Cells can enter a zombie state called senescence in which they no longer grow or divide but they take up space and even secrete inflammatory factors into the local environment that persuade other cells to become senescent. They can be detected histologically by stains that turn the senescent cells blue, which allows us to see the profound burden of senescence in older individuals. Senescence may have some utility to the organism in facilitating scarring and perhaps other necessary roles, but removing senescent cells has been shown to have remarkable rejuvenating effects in older lab animals. A number of companies are banking on the theory that we will oneday treat disease or rejuvenate older individuals with senolytic medications.

3. Mitochondrial aging

Mitochondria are the engines of the cell that provide us with energy. They are likely foreign bacteria that were captured into a symbiotic relationship early in evolution, that have been incorporated into our cells and are not virtually indistinguishable from their hosts (other than having separate DNA). As we age, they age as well and we perceive this decline in number and function as a diminishment of energy. Are there ways to rejuvenate mitochondria? The answer is probably. Certainly exercise, and in particular zone 2 exercise, has been shown to improve mitochondrial function. Beyond that there are supplements that have been shown to support mitochondrial function, especially in old age, with resulting improvements in cognition and muscle strength.

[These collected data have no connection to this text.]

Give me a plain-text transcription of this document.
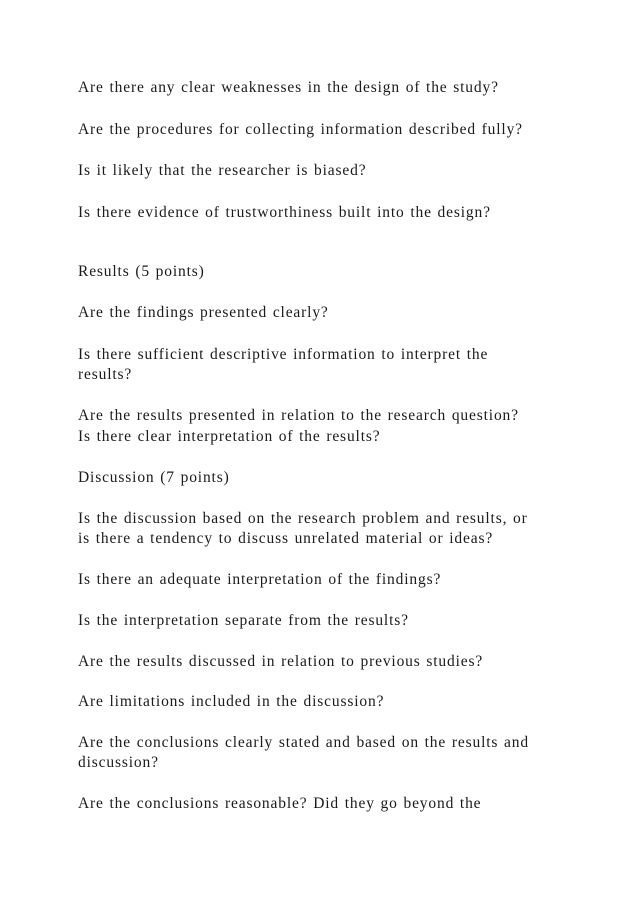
Are there any clear weaknesses in the design of the study?

Are the procedures for collecting information described fully?

Is it likely that the researcher is biased?

Is there evidence of trustworthiness built into the design?

Results (5 points)

Are the findings presented clearly?

Is there sufficient descriptive information to interpret the

results?

Are the results presented in relation to the research question?

Is there clear interpretation of the results?

Discussion (7 points)

Is the discussion based on the research problem and results, or

is there a tendency to discuss unrelated material or ideas?

Is there an adequate interpretation of the findings?

Is the interpretation separate from the results?

Are the results discussed in relation to previous studies?

Are limitations included in the discussion?

Are the conclusions clearly stated and based on the results and

discussion?

Are the conclusions reasonable? Did they go beyond the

4. Epigenetic changes / Reprogramming

We are born with certain genes that do not change, but which genes are used or expressed changes over time and in response to the conditions of life.  Epigenetics refers to changes of gene expression that happen without changes to the DNA coding sequence.  These changes are put into action by changes in DNA methylation and acetylation patterns, modification of histone, and chromatin remodeling.

Methylation (or acetylation) of DNA by repair enzymes changes the proper analog folding and orientation of DNA chromatin strands in the nucleus leading to epigenetic phenotypic changes. We age because our cells forget the original intentionality that is encoded in the epigenome. Basically, youth → living → broken DNA → genome instability → disruption of DNA packing and gene regulation (the epigenome) → loss of cell identity → cellular senescence → disease → death.  Steven Horvath and others have analyzed these methylation patterns and their predictable progression and claim to be able to use them as a biomarker for aging. You can pay to get your biological age typed with a Horvath clock. Or a Grim clock or other clocks. The undoing of this methylation could theoretically reprogram cells and rejuvenate organisms and there is some experimental evidence that it works, but this is seemingly far from widespread application or availability.  Some lower life forms (sponge, hydra) have access to the germline that can reset methylation to an earlier state.  According to this theory, they should be immortal.  And it turns out that they are.  Sinclair and others believe that germline information can be reintroduced into somatic cells by way of adenovirus vectors to restore youthful phenotype.

**In less than a year, this technology seems closer to fruition.